Иньярриту не то чтобы окончательно разорвал связь с «плотью и кровью» родной Мексики, но лишился неподдельного драйва, пластической точности, с которыми портретировал прекрасный и ужасный Мехико с его витальными и страшными обитателями.
Три истории, три пары героев, объединенные автокатастрофой, собачьими боями, собачьими страстями, любовью-ненавистью, криминальными разборками, натуралистическими подробностями, «мыльными» сантиментами, жестким взглядом, были пропитаны в «Суке-любви» свежей режиссерской кровью. Несмотря на дальнейшие фестивальные успехи, фильмы Иньярриту постепенно стали имитировать мощную энергию его дебюта.
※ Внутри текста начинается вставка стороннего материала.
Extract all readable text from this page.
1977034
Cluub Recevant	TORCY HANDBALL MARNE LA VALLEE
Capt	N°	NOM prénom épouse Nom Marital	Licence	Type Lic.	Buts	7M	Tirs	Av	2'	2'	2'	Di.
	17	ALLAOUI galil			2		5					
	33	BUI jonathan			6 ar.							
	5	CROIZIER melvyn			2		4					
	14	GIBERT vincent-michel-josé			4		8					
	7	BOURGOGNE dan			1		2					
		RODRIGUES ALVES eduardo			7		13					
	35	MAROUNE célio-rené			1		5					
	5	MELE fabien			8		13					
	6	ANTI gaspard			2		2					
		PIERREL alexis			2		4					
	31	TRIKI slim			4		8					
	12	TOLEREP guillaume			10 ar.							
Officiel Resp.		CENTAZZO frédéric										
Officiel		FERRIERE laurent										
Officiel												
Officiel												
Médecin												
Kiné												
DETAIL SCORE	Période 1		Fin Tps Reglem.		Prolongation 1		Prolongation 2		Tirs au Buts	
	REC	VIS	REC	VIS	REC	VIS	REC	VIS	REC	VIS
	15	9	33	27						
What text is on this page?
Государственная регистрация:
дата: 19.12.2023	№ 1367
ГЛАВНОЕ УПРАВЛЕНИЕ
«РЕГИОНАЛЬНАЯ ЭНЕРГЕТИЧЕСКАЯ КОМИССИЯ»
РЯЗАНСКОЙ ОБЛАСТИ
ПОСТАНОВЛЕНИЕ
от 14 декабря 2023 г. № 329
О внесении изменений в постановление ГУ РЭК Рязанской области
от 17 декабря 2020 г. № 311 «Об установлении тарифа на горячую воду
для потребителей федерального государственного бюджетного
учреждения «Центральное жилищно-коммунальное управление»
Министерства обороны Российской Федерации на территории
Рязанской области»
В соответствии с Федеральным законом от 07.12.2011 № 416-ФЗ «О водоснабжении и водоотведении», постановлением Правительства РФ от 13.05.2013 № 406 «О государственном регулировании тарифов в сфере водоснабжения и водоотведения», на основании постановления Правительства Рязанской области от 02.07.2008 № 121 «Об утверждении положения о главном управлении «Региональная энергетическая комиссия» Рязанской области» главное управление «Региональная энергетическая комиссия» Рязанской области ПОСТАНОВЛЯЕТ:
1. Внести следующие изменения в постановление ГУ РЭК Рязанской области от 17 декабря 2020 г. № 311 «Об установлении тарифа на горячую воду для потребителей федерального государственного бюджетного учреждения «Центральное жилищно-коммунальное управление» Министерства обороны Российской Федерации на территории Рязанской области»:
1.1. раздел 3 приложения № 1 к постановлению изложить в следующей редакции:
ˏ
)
Случай Карлоса Рейгадаса несравненно более сложный. Юрист, прервавший солидную карьеру после того, как увидел фильмы Тарковского и «заболел кино», Рейгадас мгновенно завоевал фестивальный истеблишмент. Он снимает непрофессионалов, выбирает загадочные и дерзкие для мексиканской повседневности сюжеты и становится своенравным наследником режиссеров-классиков[218], о которых узнал, по его признанию, из книги Андре Базена «Что такое кино?».
Рейгадаса волнуют социальные контексты, противоречия между поступками и внутренней сущностью человека, он показывает «плоть, волосы, жидкости и свет»[219], выбирает субъективную дрожащую камеру, чтобы воспроизвести ощущение боли и напряжения в атмосфере Мехико (в фильме «Битва на небесах»). Но при этом не испытывает потребности «быть реалистом»[220], а отдается барочным (содержательным, стилевым) контрастам.
Однако третью картину – «Тихий свет» – снимает в совсем ином, медитативном ключе. Оставляет шум и ярость, занимавшие его в Мехико, и отправляется на север Мексики, где живет религиозная община меннонитов, члены которой говорят на средневековом диалекте. А героем выбирает верующего человека, изменившего своей жене. «Погружаясь в тонкую сферу взаимоотношений человека с Богом, он последовательно ведет разговор о реальности. ‹…› не выказывает интереса к духовным ценностям меннонитской общины, зато живо интересуется их жизненным укладом. ‹…› Документальное сплетается с вымыслом не просто как натуралистический прием – документальное апеллирует к реальности, которая воплощает душу фильма, его магическую составляющую. ‹…› У Рейгадаса экранная жизнь не имеет ничего общего с реальностью, схваченной на лету. Она – фрагмент вечности, запечатленной в статичных планах и плавных тревеллингах, в отсутствии музыки и действия как такового»[221].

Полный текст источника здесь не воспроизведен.